Os negros alardearam num susto. O feio levantou os braços e apontou para adiante, muito adiante. Era lá o mocambo. Ali, era outro lugar. E ele entoou:
navegarei meu próprio corpo. Seguirei à ilha para encontrar meu povo que haverá de também partir. É este o novo tempo.
E os negros entoavam:
não saltes, que é a morte. Não vás, que é a morte. Não sigas, à ilha que é a morte.
O feio pensou:
a tocaia do medo.
Podia apenas somar-se aos seus para sentir que sobreviveriam tanto quanto soubessem aos desafios novos, ainda que se colocassem ideias péssimas na gentileza que haviam maturado. Ideias que predavam seus dias em favor de uma ilusão.

Um tardio negro quis que Honra decidisse de outro modo, agarrando-o quase numa súplica. Melhor seria que os acompanhasse, que guardasse sua segurança no cimo da piroga. Mas o feio branco explicou:
meu irmão caiu nestas águas. Eu vou procurar meu irmão.
Os negros olharam o mar revolto e como o guerreiro branco navegou seu próprio corpo. Era sem tradução que quisesse abeirar o incêndio, buscando um irmão que diluíra na água e existia como absurda esperança. Um irmão que talvez não fosse senão morto. Para Honra, contudo, era adiado. Caído para esse abismo que o animal branco fizera na ideia e que chamara de futuro. Desse abismo, o negro haveria de ser resgatado. O mais imenso mar não o esconderia para sempre.
Poderão ter escutado como, entre o estrondo da tempestade, ondulando nas violentas vagas, Honra chamava:
irmão, sagrado Meio da Noite, onde estás. Nossos povos em toda a parte nos pedem ajuda.
Navegou imparável, imorrível, e sua pele perdeu as pinturas, os adornos, largara as armas, era inteiro despido, tanto que podia ser o regresso à intenção de criar sua vida. Podia ser que atendesse de novo à pronúncia de seu nome como por primeira vez.

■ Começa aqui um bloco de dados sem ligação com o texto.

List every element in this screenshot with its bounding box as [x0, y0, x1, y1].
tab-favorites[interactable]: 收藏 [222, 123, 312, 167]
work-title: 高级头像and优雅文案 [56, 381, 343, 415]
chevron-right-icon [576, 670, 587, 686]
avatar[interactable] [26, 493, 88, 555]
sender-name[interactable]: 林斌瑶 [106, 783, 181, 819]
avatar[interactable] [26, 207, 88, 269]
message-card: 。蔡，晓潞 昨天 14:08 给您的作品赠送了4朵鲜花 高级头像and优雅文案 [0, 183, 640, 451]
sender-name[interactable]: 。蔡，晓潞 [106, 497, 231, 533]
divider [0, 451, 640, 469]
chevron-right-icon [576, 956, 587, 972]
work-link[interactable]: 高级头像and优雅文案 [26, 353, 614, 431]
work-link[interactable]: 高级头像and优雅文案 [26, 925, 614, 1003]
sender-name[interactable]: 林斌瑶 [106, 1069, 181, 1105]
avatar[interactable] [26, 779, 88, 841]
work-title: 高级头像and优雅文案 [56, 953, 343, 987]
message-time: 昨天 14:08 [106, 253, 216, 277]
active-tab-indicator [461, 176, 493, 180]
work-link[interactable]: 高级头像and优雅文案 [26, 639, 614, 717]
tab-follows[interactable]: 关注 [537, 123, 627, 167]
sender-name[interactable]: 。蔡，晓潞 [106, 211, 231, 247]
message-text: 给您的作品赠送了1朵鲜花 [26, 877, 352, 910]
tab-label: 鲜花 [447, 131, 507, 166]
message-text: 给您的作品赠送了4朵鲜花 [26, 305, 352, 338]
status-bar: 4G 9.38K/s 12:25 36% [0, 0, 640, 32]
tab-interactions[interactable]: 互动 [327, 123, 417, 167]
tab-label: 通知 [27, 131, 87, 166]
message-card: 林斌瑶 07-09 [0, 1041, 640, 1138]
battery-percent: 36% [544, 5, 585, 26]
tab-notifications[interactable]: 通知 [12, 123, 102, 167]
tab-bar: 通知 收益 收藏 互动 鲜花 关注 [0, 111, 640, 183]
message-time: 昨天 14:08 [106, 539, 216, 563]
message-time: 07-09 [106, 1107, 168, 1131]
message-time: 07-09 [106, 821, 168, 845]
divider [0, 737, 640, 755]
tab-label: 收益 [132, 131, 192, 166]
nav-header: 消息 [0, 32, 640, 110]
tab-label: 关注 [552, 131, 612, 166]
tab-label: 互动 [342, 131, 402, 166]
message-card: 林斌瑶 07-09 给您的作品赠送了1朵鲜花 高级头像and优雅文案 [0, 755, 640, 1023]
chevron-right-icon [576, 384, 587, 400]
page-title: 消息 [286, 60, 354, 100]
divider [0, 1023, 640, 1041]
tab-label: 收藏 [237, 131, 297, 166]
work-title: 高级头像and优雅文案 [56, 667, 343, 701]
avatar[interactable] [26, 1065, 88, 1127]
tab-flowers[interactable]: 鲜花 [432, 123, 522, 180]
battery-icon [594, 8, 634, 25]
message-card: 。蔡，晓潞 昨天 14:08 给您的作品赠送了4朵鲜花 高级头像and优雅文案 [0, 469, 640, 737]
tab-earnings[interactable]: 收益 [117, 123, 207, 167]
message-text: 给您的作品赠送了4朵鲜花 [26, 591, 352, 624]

Deitaria pé, depois que verdadeirissimamente se escutasse: Honra. Ele seria. Navegava como nascendo. E era sem medo e nenhum inimigo. Era por obstinada vontade e por bênção.

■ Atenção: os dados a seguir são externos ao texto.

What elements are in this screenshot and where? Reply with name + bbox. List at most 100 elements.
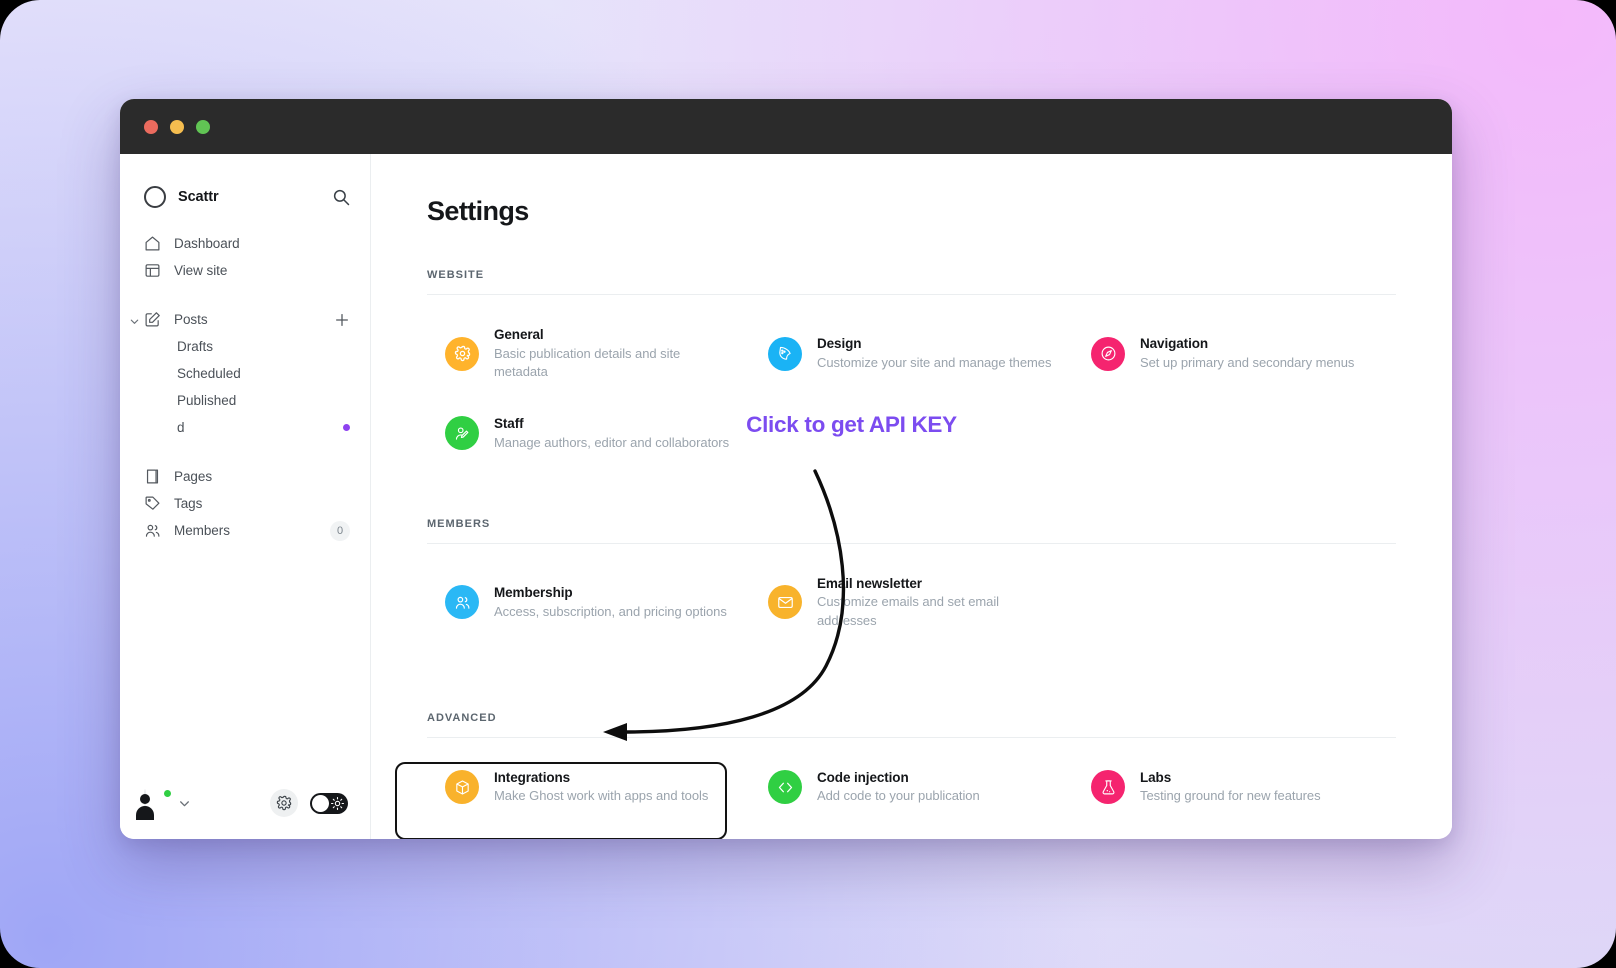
- sun-icon: [331, 796, 344, 810]
- minimize-window-button[interactable]: [170, 119, 184, 134]
- card-description: Basic publication details and site metad…: [494, 345, 681, 380]
- settings-grid: Integrations Make Ghost work with apps a…: [395, 738, 1396, 839]
- annotation-text: Click to get API KEY: [746, 412, 957, 437]
- sidebar-item-label: Members: [174, 523, 230, 538]
- book-icon: [144, 468, 161, 485]
- card-text: Design Customize your site and manage th…: [817, 334, 1051, 372]
- palette-icon: [768, 336, 802, 371]
- layout-icon: [144, 262, 161, 279]
- settings-card-design[interactable]: Design Customize your site and manage th…: [750, 317, 1073, 390]
- sidebar-subitem-label: Scheduled: [177, 366, 241, 381]
- sidebar-item-label: Dashboard: [174, 236, 240, 251]
- sidebar-item-dashboard[interactable]: Dashboard: [120, 230, 370, 257]
- flask-icon: [1091, 770, 1125, 805]
- card-text: Navigation Set up primary and secondary …: [1140, 334, 1354, 372]
- avatar[interactable]: [144, 789, 172, 816]
- card-description: Customize your site and manage themes: [817, 354, 1052, 370]
- avatar-image: [144, 789, 146, 808]
- section-label: MEMBERS: [427, 517, 491, 530]
- sidebar-item-tags[interactable]: Tags: [120, 490, 370, 517]
- row-spacer: [427, 390, 1396, 406]
- card-description: Make Ghost work with apps and tools: [494, 788, 709, 804]
- browser-window: Scattr Dashboard View site Posts Drafts …: [120, 99, 1452, 839]
- card-text: Labs Testing ground for new features: [1140, 768, 1321, 806]
- sidebar-subitem-label: Drafts: [177, 339, 214, 354]
- sidebar-subitem-label: d: [177, 420, 185, 435]
- sidebar-item-posts[interactable]: Posts: [120, 306, 370, 333]
- card-title: Labs: [1140, 769, 1172, 785]
- online-status-dot: [163, 789, 172, 798]
- settings-card-labs[interactable]: Labs Testing ground for new features: [1073, 760, 1396, 814]
- nav-secondary: Pages Tags Members 0: [120, 463, 370, 544]
- sidebar-item-members[interactable]: Members 0: [120, 517, 370, 544]
- card-description: Set up primary and secondary menus: [1140, 354, 1355, 370]
- cube-icon: [445, 770, 479, 805]
- settings-grid: General Basic publication details and si…: [427, 295, 1396, 390]
- sidebar-item-d[interactable]: d: [120, 414, 370, 441]
- sidebar-item-published[interactable]: Published: [120, 387, 370, 414]
- people-icon: [445, 585, 479, 620]
- card-title: General: [494, 327, 544, 342]
- card-text: Integrations Make Ghost work with apps a…: [494, 768, 708, 806]
- tag-icon: [144, 495, 161, 512]
- sidebar-item-view-site[interactable]: View site: [120, 257, 370, 284]
- card-description: Add code to your publication: [817, 788, 980, 804]
- sidebar-item-drafts[interactable]: Drafts: [120, 333, 370, 360]
- page-title: Settings: [427, 196, 529, 226]
- plus-icon[interactable]: [334, 312, 350, 328]
- card-description: Access, subscription, and pricing option…: [494, 603, 727, 619]
- card-text: General Basic publication details and si…: [494, 325, 734, 382]
- sidebar-item-label: Tags: [174, 496, 203, 511]
- settings-grid: Membership Access, subscription, and pri…: [427, 544, 1396, 639]
- search-icon[interactable]: [332, 188, 350, 206]
- background-canvas: Scattr Dashboard View site Posts Drafts …: [0, 0, 1616, 968]
- sidebar: Scattr Dashboard View site Posts Drafts …: [120, 154, 371, 839]
- close-window-button[interactable]: [144, 119, 158, 134]
- sidebar-item-pages[interactable]: Pages: [120, 463, 370, 490]
- maximize-window-button[interactable]: [196, 119, 210, 134]
- section-members: MEMBERS Membership Access, subscription,…: [427, 518, 1396, 639]
- section-label: WEBSITE: [427, 269, 485, 281]
- settings-card-integrations[interactable]: Integrations Make Ghost work with apps a…: [427, 760, 750, 814]
- people-icon: [144, 522, 161, 539]
- envelope-icon: [768, 585, 802, 620]
- circle-logo-icon: [144, 186, 166, 208]
- sidebar-footer: [120, 789, 370, 817]
- theme-toggle[interactable]: [310, 792, 348, 814]
- chevron-down-icon[interactable]: [178, 797, 191, 810]
- card-text: Email newsletter Customize emails and se…: [817, 574, 1057, 631]
- settings-card-code-injection[interactable]: Code injection Add code to your publicat…: [750, 760, 1073, 814]
- sidebar-item-scheduled[interactable]: Scheduled: [120, 360, 370, 387]
- card-description: Customize emails and set email addresses: [817, 594, 1000, 629]
- code-icon: [768, 770, 802, 805]
- sidebar-item-label: Posts: [174, 312, 208, 327]
- card-title: Email newsletter: [817, 575, 922, 591]
- chevron-down-icon[interactable]: [129, 314, 140, 325]
- window-body: Scattr Dashboard View site Posts Drafts …: [120, 154, 1452, 839]
- sidebar-subitem-label: Published: [177, 393, 237, 408]
- gear-icon[interactable]: [270, 789, 298, 817]
- settings-card-email-newsletter[interactable]: Email newsletter Customize emails and se…: [750, 566, 1073, 639]
- section-advanced: ADVANCED Integrations Make Ghost work wi…: [395, 711, 1396, 839]
- nav-posts-group: Posts Drafts Scheduled Published d: [120, 306, 370, 441]
- brand-name: Scattr: [178, 189, 219, 205]
- nav-primary: Dashboard View site: [120, 230, 370, 284]
- settings-card-general[interactable]: General Basic publication details and si…: [427, 317, 750, 390]
- settings-card-membership[interactable]: Membership Access, subscription, and pri…: [427, 566, 750, 639]
- settings-card-navigation[interactable]: Navigation Set up primary and secondary …: [1073, 317, 1396, 390]
- unsaved-dot-indicator: [343, 424, 350, 431]
- card-text: Code injection Add code to your publicat…: [817, 768, 980, 806]
- brand-row[interactable]: Scattr: [120, 176, 370, 218]
- pencil-square-icon: [144, 311, 161, 328]
- toggle-knob: [312, 794, 329, 812]
- card-title: Membership: [494, 585, 573, 601]
- section-label: ADVANCED: [427, 711, 497, 724]
- card-title: Code injection: [817, 769, 909, 785]
- compass-icon: [1091, 336, 1125, 371]
- window-titlebar: [120, 99, 1452, 154]
- settings-main: Settings WEBSITE General Basic publicati…: [371, 154, 1452, 839]
- card-text: Membership Access, subscription, and pri…: [494, 583, 727, 621]
- card-title: Design: [817, 336, 862, 352]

Mais a ilha abeirava. Maior o fogo, pé depois de pé, para cima das aldeias. Os abaeté espalhavam nas pirogas e eram na nesga do areal. Eram os abaeté todos preparados para irem embora. Honra podia ver. Começava a ver e berrou, imaginando ou de verdade, vinte onças. Navegaria incansável. Teria de regressar. Lembrava Pai Todo e lembrava o medo e pensava que não se deixaria capturar no vocábulo branco que lhe retirava o tempo em favor de um tempo que, por definição, não há. Ele mais navegou e acreditou que chegaria. Nem que para encantar junto com os outros, mordidos pela boca em fogo da Divindade. Ele chegaria inteiramente abaeté. Verdadeirissimamente abaeté. Lúcido e abnegado à hipótese de ser culpado, torto, por desobedecer à medida de sua fúria. Mas, justamente assim, aprendera a calma e a prioridade. E sua prioridade era afeiçoar apenas aos que amava. Pensava em sua mãe, seu pai, seu irmão, Dois Amanhãs, toda a comunidade. Pensava e amava. Depois, entoou:
que há no meu corpo.
Era tocado. Podia ser algum peixe, não seria insecto se os insectos não podiam mergulhar. Era tocado e, por seu ombro, a mesma sensação. A luz incidindo mais e ele via ninguém mas sentia. Pensou:
estou múltiplo.
Jamais voltaria a ser desacompanhado.
A lucidez também era saber que haveria sempre companhia. Por seu espírito, intuitivamente, os outros existiam e sagravam sua vida. Chamou:
sagrado Meio da Noite, onde estás. Irmão, meu irmão, onde estás. Chama meu nome também. Agarra minha mão. Não largues nunca.